Why Mitochondria
Product architecture
Mitochondria builds a growing family of agentic AI products, each designed for a specific class of operational problem. Because the products are built around repeatable problem structures rather than one-off projects, each deployment strengthens the product itself while your data and processes remain private to your organisation.
Operational mapping as a deployment prerequisite
Most AI deployments struggle because the underlying operations were never properly mapped. We start with Stimuli: a structured view of real workflows, decision points, exception patterns, and knowledge dependencies. That mapping determines what the system automates, what it routes to a person, and where accountability sits.
This step is what makes the rest of the deployment dependable.

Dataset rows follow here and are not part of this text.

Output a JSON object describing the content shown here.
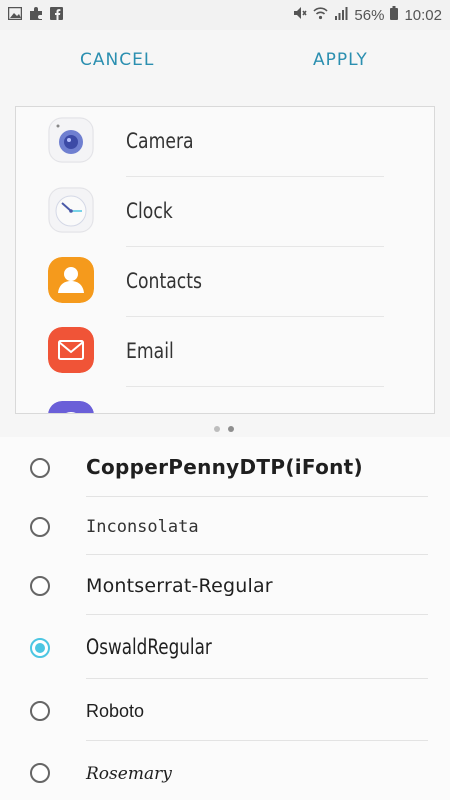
{
  "status_bar": {
    "battery_percent": "56%",
    "time": "10:02",
    "left_icons": [
      "gallery-icon",
      "puzzle-icon",
      "facebook-icon"
    ],
    "right_icons": [
      "mute-icon",
      "wifi-icon",
      "signal-icon",
      "battery-icon"
    ]
  },
  "actions": {
    "cancel_label": "CANCEL",
    "apply_label": "APPLY"
  },
  "preview": {
    "apps": [
      {
        "label": "Camera",
        "icon": "camera-icon"
      },
      {
        "label": "Clock",
        "icon": "clock-icon"
      },
      {
        "label": "Contacts",
        "icon": "contacts-icon"
      },
      {
        "label": "Email",
        "icon": "email-icon"
      }
    ],
    "page_dots": 2,
    "active_dot": 1
  },
  "fonts": {
    "items": [
      {
        "name": "CopperPennyDTP(iFont)",
        "selected": false
      },
      {
        "name": "Inconsolata",
        "selected": false
      },
      {
        "name": "Montserrat-Regular",
        "selected": false
      },
      {
        "name": "OswaldRegular",
        "selected": true
      },
      {
        "name": "Roboto",
        "selected": false
      },
      {
        "name": "Rosemary",
        "selected": false
      }
    ]
  },
  "colors": {
    "accent": "#2b8fb0",
    "radio_selected": "#4cc6e2",
    "contacts_orange": "#f59a1c",
    "email_red": "#f05437"
  }
}
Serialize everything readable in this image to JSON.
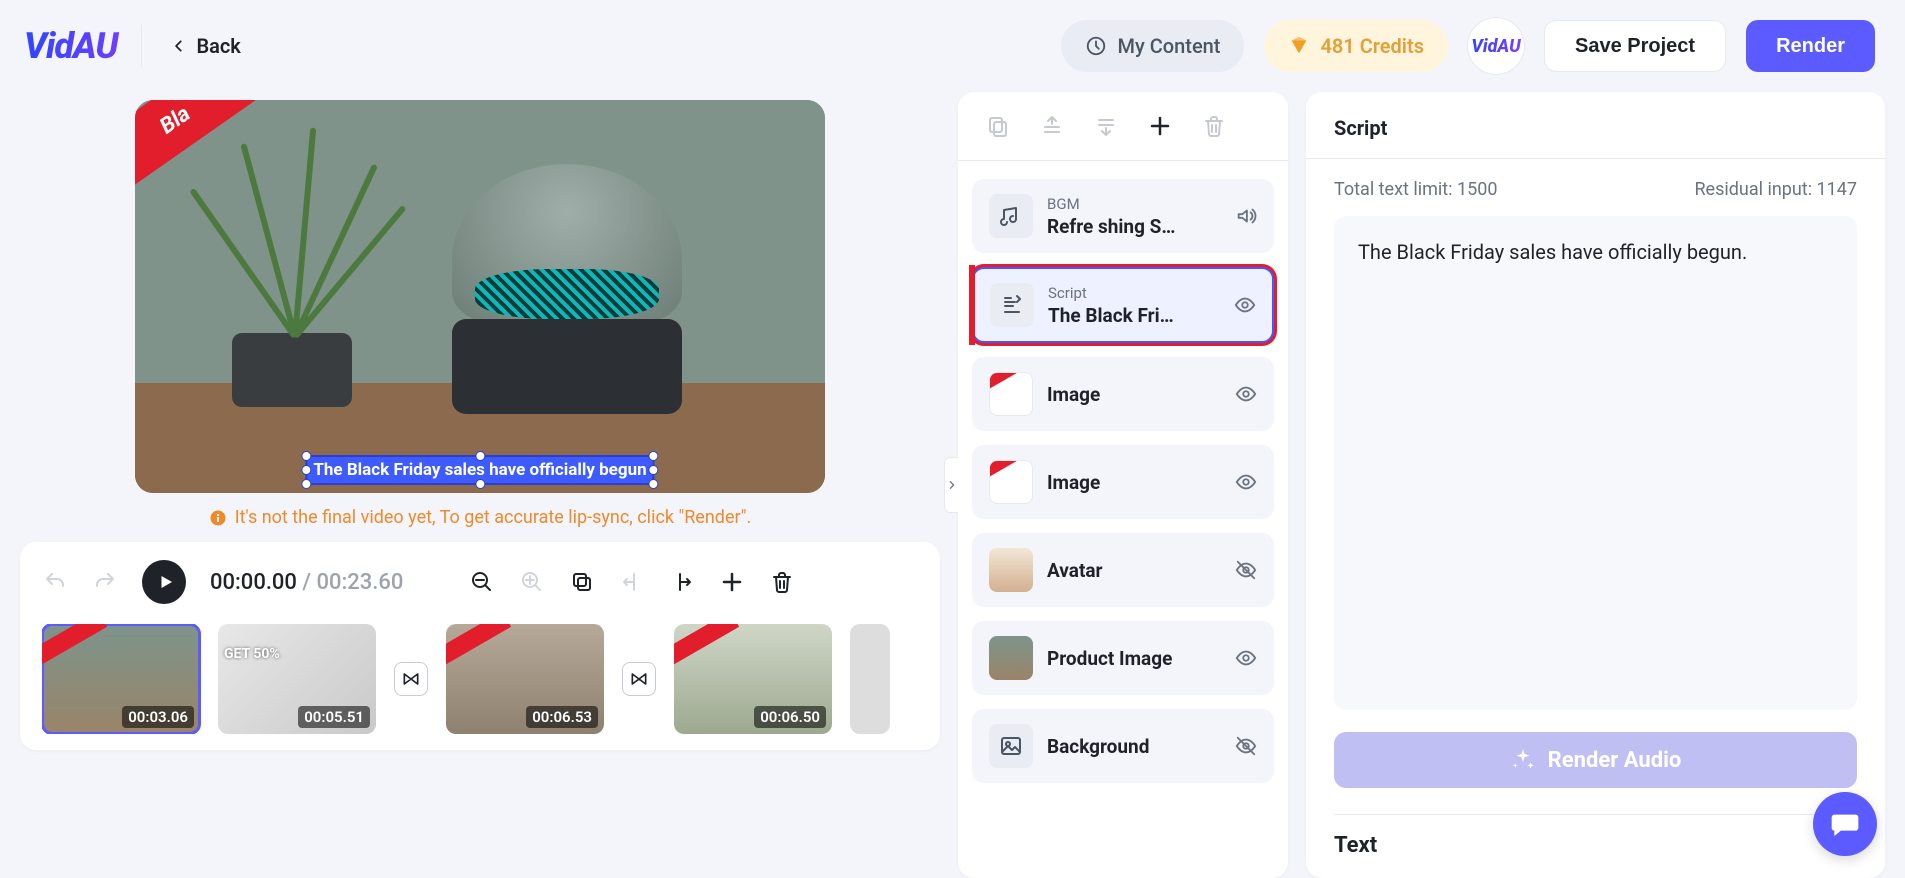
{
  "header": {
    "logo": "VidAU",
    "back": "Back",
    "my_content": "My Content",
    "credits": "481 Credits",
    "badge_logo": "VidAU",
    "save": "Save Project",
    "render": "Render"
  },
  "preview": {
    "ribbon": "Bla",
    "caption": "The Black Friday sales have officially begun",
    "hint": "It's not the final video yet, To get accurate lip-sync, click \"Render\"."
  },
  "timeline": {
    "current": "00:00.00",
    "sep": " / ",
    "duration": "00:23.60",
    "clips": [
      {
        "dur": "00:03.06"
      },
      {
        "dur": "00:05.51"
      },
      {
        "dur": "00:06.53"
      },
      {
        "dur": "00:06.50"
      }
    ]
  },
  "layers": {
    "bgm": {
      "label": "BGM",
      "value": "Refre shing S…"
    },
    "script": {
      "label": "Script",
      "value": "The Black Fri…"
    },
    "image1": {
      "value": "Image"
    },
    "image2": {
      "value": "Image"
    },
    "avatar": {
      "value": "Avatar"
    },
    "product": {
      "value": "Product Image"
    },
    "background": {
      "value": "Background"
    }
  },
  "script_panel": {
    "title": "Script",
    "limit_label": "Total text limit: ",
    "limit_value": "1500",
    "residual_label": "Residual input: ",
    "residual_value": "1147",
    "text": "The Black Friday sales have officially begun.",
    "render_audio": "Render Audio",
    "text_section": "Text"
  }
}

Intelligence that builds with use
Every product generates structured decision data as a byproduct of its work. In manufacturing, Cortex accumulates a searchable memory of how your products are evaluated and costed. In operations, ATP surfaces your exception patterns and improves handling over time. In commerce, Cornea refines its persona behaviour based on your conversion data. The longer a product operates inside your organisation, the more specifically it understands how you work. That accumulated understanding belongs to your deployment and compounds with every interaction.
Founding discipline
Building agentic AI is no longer just a model problem. The harder part is fitting the system into the reality of how organisations actually work: informal workflows, uneven documentation, decision bottlenecks, trust, and adoption. Mitochondria was built at that intersection, combining product engineering with behavioural science, operational design, and communication strategy.